Dems, meanwhile, were asked about the promise of bipartisanship:
Rep. Peter DeFazio (D-OR), asked if the bill will be better because GOP concerns are no longer going to be considered: "I really hope it's a game-changer. Either the Republicans come to their senses and support things that really put people back to work and rebuild this country or on the Senate side and in the conference, or the White House figures out that we've got the right formula and they come our way" ("Rachel Maddow Show," MSNBC, 1/28).

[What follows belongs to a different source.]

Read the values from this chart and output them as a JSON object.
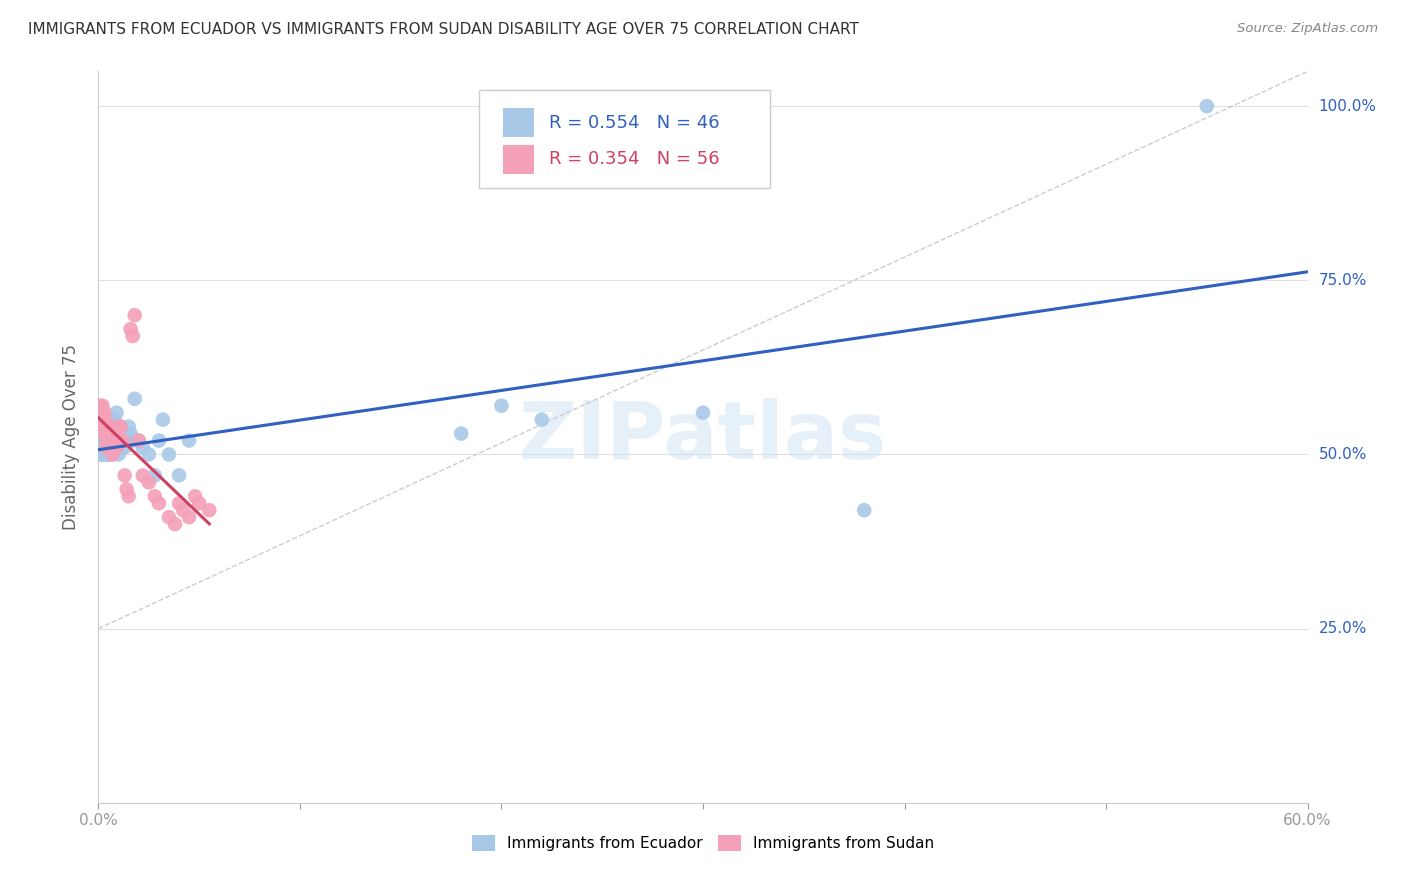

Rep. Barney Frank (D-MA), asked if you can have a bipartisan DC if you don't have GOPers and conservative Dems: "No. By definition, if you don't have Republicans, you can't have bipartisanship. We've seen this before. But it does also say that elections matter. What you had was an election in which the philosophy that the Republicans had put forward ... lost fairly heavily in the Congress. A different philosophy won. ... The electorate has said no, we want to go a different way. And that's what we're doing" ("LKL," CNN, 1/28).
DCCC Chair Chris Van Hollen: "We hope to pick up more Republican support in the Senate. But at the end of the day, we've got to get the job done here, and that's why we're moving today" ("1600," MSNBC, 1/28).
A number of pundits also weighed in:
Laura Ingraham: "It's great news because, first of all, there's signs of life in the Republican Party. You know, a lot of conservatives over the past few years have been pretty dispirited and demoralized, thinking that Republicans are basically phoning it in and pretty spineless. And for all the Republicans to stick together on this and really represent their core constituents and not be bowled over just by the Obama charm factor and the graceful entrance on Capitol Hill by President Obama, I think is something pretty impressive" ("On the Record," FNC, 1/28).
CNN's Borger: "The Republicans in the House took a risk. They really wanted a unanimous vote. My sources told me that there were probably 30 Republicans who said that they could have voted with the president. But they got whipped into line by the House Republican leadership. ... They needed to stand united, they thought. And this was really in a way not so much a vote against Barack Obama as it was against Nancy Pelosi and her Democrats in the House. So, Barack Obama walked into a fight House Republicans have been having with House Democrats for years" ("No Bias, No Bull," 1/28).
CNBC's Harwood: "It tells us three things about our politics. One, the reality of polarization, how deep and profound it is. Two, the Republican leadership was more effective than many people in Washington thought it would be. And three, there is in fact some righteous indignation by Republicans about what they see as a package that is an all-Democratic package" ("1600," MSNBC, 1/28).